Ledet was among the dead.

The boat’s first mate, Bryan Mires, was in the wheelhouse with Ledet that day. He testified last week that the Seacor Power overturned during a last-ditch attempt to lower its massive legs to the sea floor. Mires said winds were clocking steadily at 79 mph (127 kph).

He testified he and Ledet had discussed oncoming thunderstorms, but he said the weather reports that morning showed seas of 2-4 feet (.6-1.2 meters) and 10-15 knot winds – well within the 175-foot (53-meter) lift boat’s capabilities.

Mires said that VHF radio would pick up any distress calls from vessels that had encountered the bad weather, or they’d get word on their Navtex. But none came over that day. He said when he looked at the system, “it said ‘cannot print,’” Mires said. “My thought was probably the paper’s a little low.”

That wasn’t the problem, the Coast Guard commander testified.

What mariners who relied on the Coast Guard’s system missed were a series of National Weather Service warnings that afternoon that were pointing in the Seacor Power’s direction.

Philip Grigsby, the lead NWS forecaster in the area that day, testified earlier Monday that the storm's path would have been clear to mariners who picked up on those warnings.

“If anyone had appropriate situational awareness, I would say they should have been aware of the thunderstorms approaching,” he said.

Grigsby described a one-two punch of violent weather.

First came the thunderstorm, he said, then an unusually potent “wake low” — a compact, circular low-pressure system that shows up in the region a few times a year. He said it packed winds of 50 mph (80 kph) and lasted into the following morning, stirring the seas higher and obstructing rescue efforts.

“This wake low we had on April 13 was very unusual.

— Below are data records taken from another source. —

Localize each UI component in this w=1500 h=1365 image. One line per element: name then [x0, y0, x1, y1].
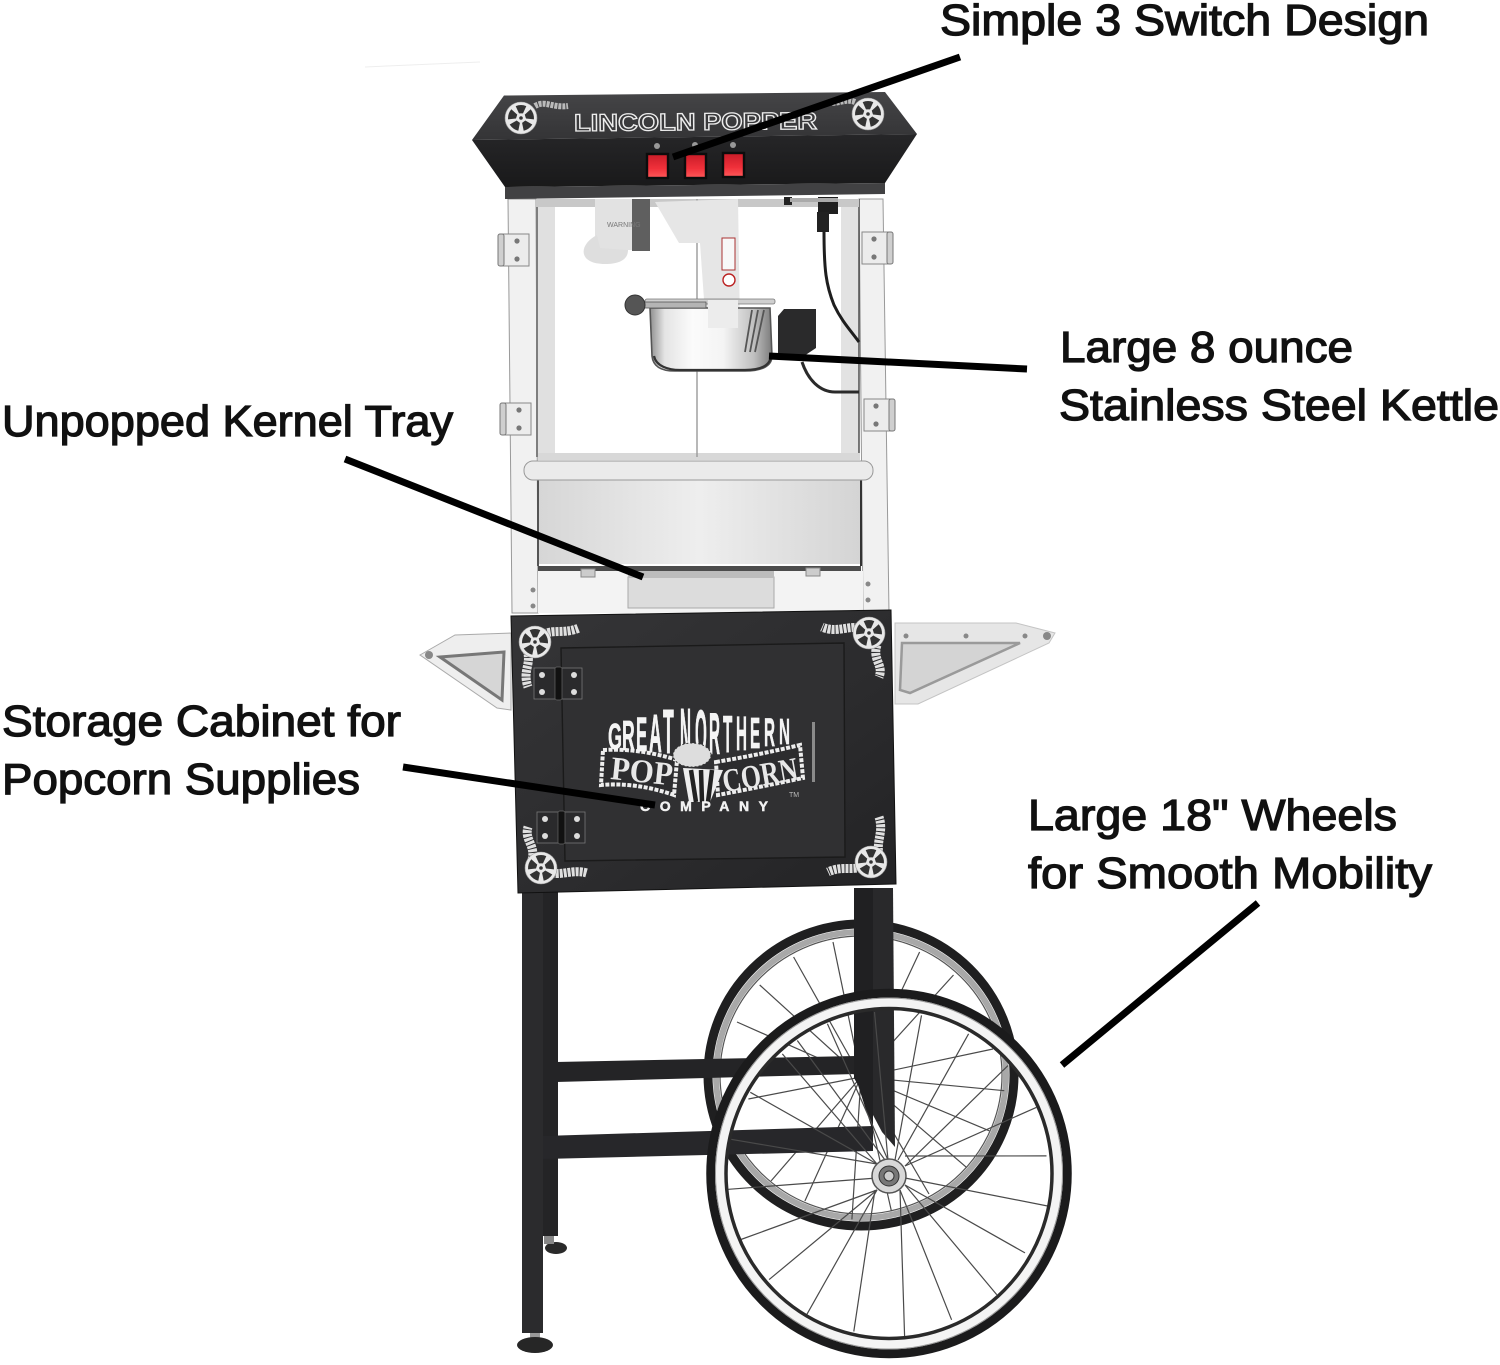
- centre kettle support column: [655, 199, 740, 328]
- great northern lettering: R: [764, 712, 775, 755]
- warning dispenser bracket: WARNING: [607, 222, 641, 229]
- lower cross bar: [543, 1126, 873, 1159]
- left side shelf: [420, 633, 511, 710]
- door handle: [812, 722, 815, 782]
- front left leg with foot: [517, 888, 553, 1353]
- right side post: [859, 199, 889, 613]
- great northern lettering: T: [723, 706, 732, 764]
- warning dispenser bracket: [584, 199, 650, 264]
- storage cabinet: [511, 610, 896, 893]
- door hinges: [498, 232, 895, 435]
- roof top slope: [472, 92, 917, 140]
- callout: 3 switch design: [673, 0, 1429, 157]
- callout text: [1059, 323, 1499, 430]
- stainless steel kettle: [625, 295, 816, 371]
- roof film reels: [505, 98, 884, 134]
- callout leader line: [1062, 903, 1258, 1065]
- callout leader line: [345, 459, 643, 577]
- great northern popcorn logo: [601, 693, 803, 814]
- great northern lettering: H: [736, 707, 747, 761]
- great northern lettering: R: [709, 702, 720, 766]
- wheel hub: [872, 1159, 906, 1193]
- callout text: Unpopped Kernel Tray: [2, 397, 453, 446]
- power cord and plug: [784, 197, 859, 392]
- pop corn lettering: [609, 751, 801, 800]
- great northern lettering: A: [649, 704, 662, 764]
- cart legs and cross bars: [517, 888, 895, 1353]
- faint scan line: [365, 62, 480, 67]
- glass window frame strips: [536, 199, 860, 460]
- cabinet hinges: [534, 667, 585, 844]
- left side post: [508, 199, 538, 613]
- callout text: Large 8 ounce: [1060, 323, 1353, 372]
- roof: [472, 92, 917, 199]
- rear left leg with foot: [542, 888, 567, 1254]
- callout leader line: [673, 57, 960, 157]
- cabinet door: [561, 643, 845, 861]
- great northern lettering: N: [680, 693, 691, 772]
- kettle knob: [625, 295, 645, 315]
- rear right leg: [854, 888, 873, 1132]
- callout: storage cabinet: [2, 697, 655, 805]
- great northern lettering: T: [663, 697, 674, 767]
- three rocker switches: [647, 142, 744, 178]
- unpopped kernel tray: [628, 571, 774, 608]
- callout text: Storage Cabinet for: [2, 697, 401, 746]
- callout: kettle: [769, 323, 1499, 430]
- callout: kernel tray: [2, 397, 643, 577]
- kettle motor: [778, 309, 816, 356]
- roof nameplate: LINCOLN POPPER: [574, 108, 817, 137]
- great northern lettering: O: [695, 697, 707, 769]
- popcorn chute panel: [524, 461, 873, 566]
- company lettering: COMPANY: [640, 798, 769, 814]
- front wheel: [711, 994, 1067, 1354]
- popcorn box: [673, 743, 723, 802]
- back wheel: [708, 924, 1014, 1226]
- pop corn lettering: CORN: [720, 752, 801, 800]
- callout text: Stainless Steel Kettle: [1059, 381, 1499, 430]
- great northern lettering: E: [636, 707, 647, 762]
- corner film reels: [519, 617, 887, 884]
- logo ribbons: [601, 745, 803, 795]
- callout leader line: [769, 356, 1027, 369]
- front right leg: [873, 888, 895, 1147]
- callout text: Popcorn Supplies: [2, 755, 360, 804]
- callout leader line: [403, 767, 655, 805]
- upper cross bar: [556, 1056, 856, 1082]
- great northern lettering: N: [779, 711, 790, 752]
- great northern lettering: E: [750, 708, 760, 757]
- callout text: for Smooth Mobility: [1028, 849, 1432, 898]
- pop corn lettering: POP: [609, 751, 674, 793]
- great northern lettering: [608, 693, 790, 772]
- callout: wheels: [1028, 791, 1432, 1065]
- great northern lettering: R: [622, 712, 635, 759]
- popcorn machine upper housing: [472, 92, 917, 613]
- lower ledge: [530, 566, 870, 613]
- roof base band: [505, 183, 885, 199]
- callout text: Large 18" Wheels: [1028, 791, 1397, 840]
- callout text: [2, 697, 401, 804]
- callout text: [1028, 791, 1432, 898]
- right side shelf: [895, 623, 1055, 704]
- great northern lettering: G: [608, 717, 622, 758]
- roof front slope: [472, 134, 917, 187]
- trademark: TM: [789, 792, 799, 799]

It was much stronger and much longer lasting than we typically see,” Grigsby said. “We had strong 30, 40, 50-knot winds that persisted across the area from basically 3 p.m. until 3 in the morning. It was almost a 12-hour event.”

The weather service sent out a first marine warning at 12:08 p.m., about 10 minutes before the Seacor Power left port, but that was for an isolated storm. The line of thunderstorms that would capsize the oil services vessel followed, Grigsby said.

A 1:30 p.m. special marine warning focused on Lake Pontchartrain, near New Orleans.

From there the warnings followed the storm. By 2:30 p.m., the weather service issued a marine warning for the coastal waters around Port Fourchon describing wind gusts exceeding 39 mph (62 kph) and hail, while cautioning that boats could “sustain damage or capsize.”

At 2:57 p.m., another alert broadened the warning area.

“This is when things really started to develop, and the line really became well defined,” Grigsby testified.

Those warnings didn’t capture the storm's full force until after the lift boat overturned, Grigsby acknowledged. Either way, it appears they went unheard.